Home Editorials Looking out for your health in 2020

Looking out for your health in 2020

by PRIDE Newsdesk

William T. Robinson, Jr.

We have laid to rest another year and are embracing a new year full of hope and possibilities. It would be insightful to immerse forward into 2020, a new decade with a positive and productive perspective. While many of us have made New Year resolutions that we may find difficult and impossible to bring to fruition, maybe it would be beneficial to adopt some practices that are realistically easy and attainable.

We all can attest that making concessions for individual improvement can be highly personal and private, but there is one resolution we all can embrace. It can be beneficial for all involved. This resolution is to work more assiduously to monitor and improve our health. This is important because our health is probably the most important factor in dictating our social, physical, psychological, emotional, and spiritual well being.

A healthy body and mind are paramount to maintaining and manifesting a peace of mind that is instrumental in contributing to being the best you can be in all your daily endeavors. We all can work daily to improve our health—eat healthier, exercise more and make routine doctor visits to monitor our health. The older we become, the more necessary it is to be cognizant of interventions to offset or detect hereditary or environmental illness such as diabetes, high blood pressure, heart disease, strokes, and cancers (colon and prostrate among men and breast and cervical among women). Many African Americans have a higher propensity or predisposition to acquiring these diseases.

Being  more  mindful of one’s health is a factor too many of us take for granted until we are forced to acknowledge it or until chronic or permanent damage is done. We have been told time and time again by experts and stringent clinical studies that most illnesses or health related issues could be prevented through education, intervention. They may be treated successfully through early screening and diagnosis. But all too often the main culprit attributing to health problems is the victim themselves, refusing to acknowledge or seek treatment until absolutely necessary. By then, the problem sometimes has become exacerbated and can no longer be ignored. Sometimes it’s too late.

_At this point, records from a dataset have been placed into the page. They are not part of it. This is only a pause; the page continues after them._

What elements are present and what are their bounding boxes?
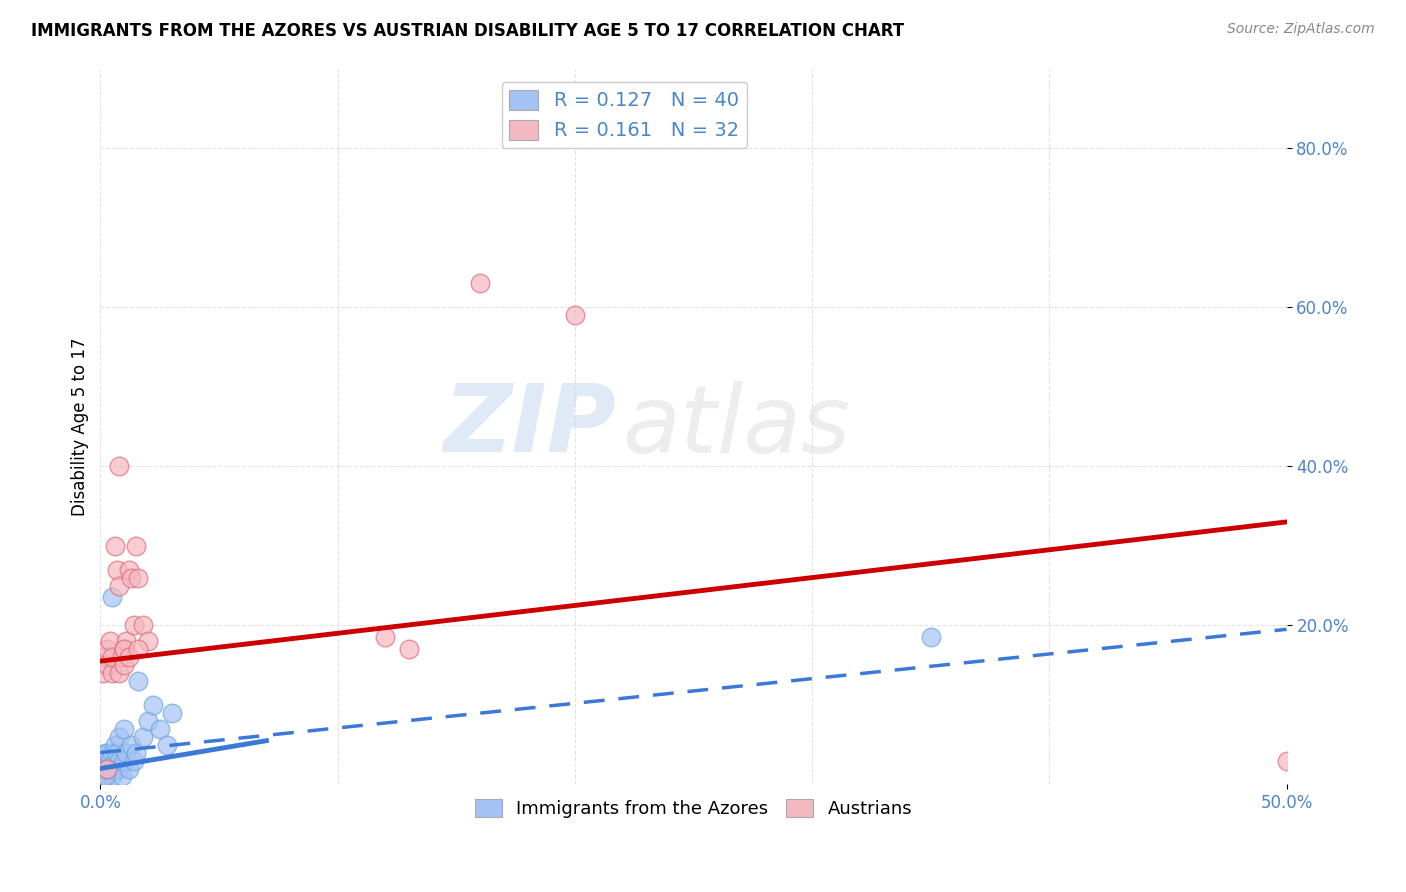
Point <box>108 459 131 474</box>
Point <box>108 754 131 768</box>
Point <box>156 738 179 752</box>
Text: Source: ZipAtlas.com: Source: ZipAtlas.com <box>1227 22 1375 37</box>
Text: atlas: atlas <box>623 381 851 472</box>
Point <box>374 630 396 644</box>
Point <box>564 308 586 322</box>
Point <box>101 650 124 665</box>
Point <box>115 746 138 760</box>
Point <box>94 769 117 783</box>
Point <box>101 762 124 776</box>
Point <box>98 754 121 768</box>
Point <box>136 714 159 728</box>
Point <box>111 769 134 783</box>
Point <box>111 650 134 665</box>
Point <box>920 630 942 644</box>
Point <box>105 762 128 776</box>
Point <box>112 642 135 657</box>
Point <box>101 591 124 605</box>
Point <box>101 769 124 783</box>
Point <box>96 769 118 783</box>
Point <box>132 730 155 744</box>
Point <box>112 754 135 768</box>
Point <box>98 634 121 648</box>
Legend: Immigrants from the Azores, Austrians: Immigrants from the Azores, Austrians <box>467 792 920 825</box>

While ignoring or procrastinating about routine yearly physical examinations and needed visits to the doctor is prevalent among many older adults, this practice is more prevalent in the African American community. This is very ironic when you look at the myriad of health disparities more common in the African American community.

Blacks may be hesitant or leery about not trusting the medical community because of documented study cases showing Blacks being used as guinea pigs in clandestine government sponsor research projects (such as the Tuskegee Project in which 600 Black men were unknowingly injected with syphilis and monitored and studied untreated for years. Other extenuating factors that may hinder Blacks from doctor visits include inadequate access to care and lack of cultural sensitivity. Regardless of personal feelings, Blacks must not let past or occurring practices play a part in contributing to their lack of health attention leading to premature death.

While African Americans comprise approximately 14% of this country’s population, some studies show that Blacks have more asthma than any other ethnic group, and suffer three times more from sarcoidosis than their White counterparts. Black American children are three times more likely than White children to suffer from sleep apnea. Blacks must also address and tackle mental health issues from depression, anxiety and drug abuse that are prevalent in the Black community.

Going into 2020, we must take control of our physical, mental, psychological and emotional destiny by taking a more responsible position in monitoring and maintaining our health. Eating healthier, exercising  more, early screening and doctor visits (when in doubt) can  contribute to lengthening your life. The concessions we make depend on the individual, but it is a quest we all can work on to make 2020 a more healthy and productive year. Let’s dedicate 2020 to collectively improving our health.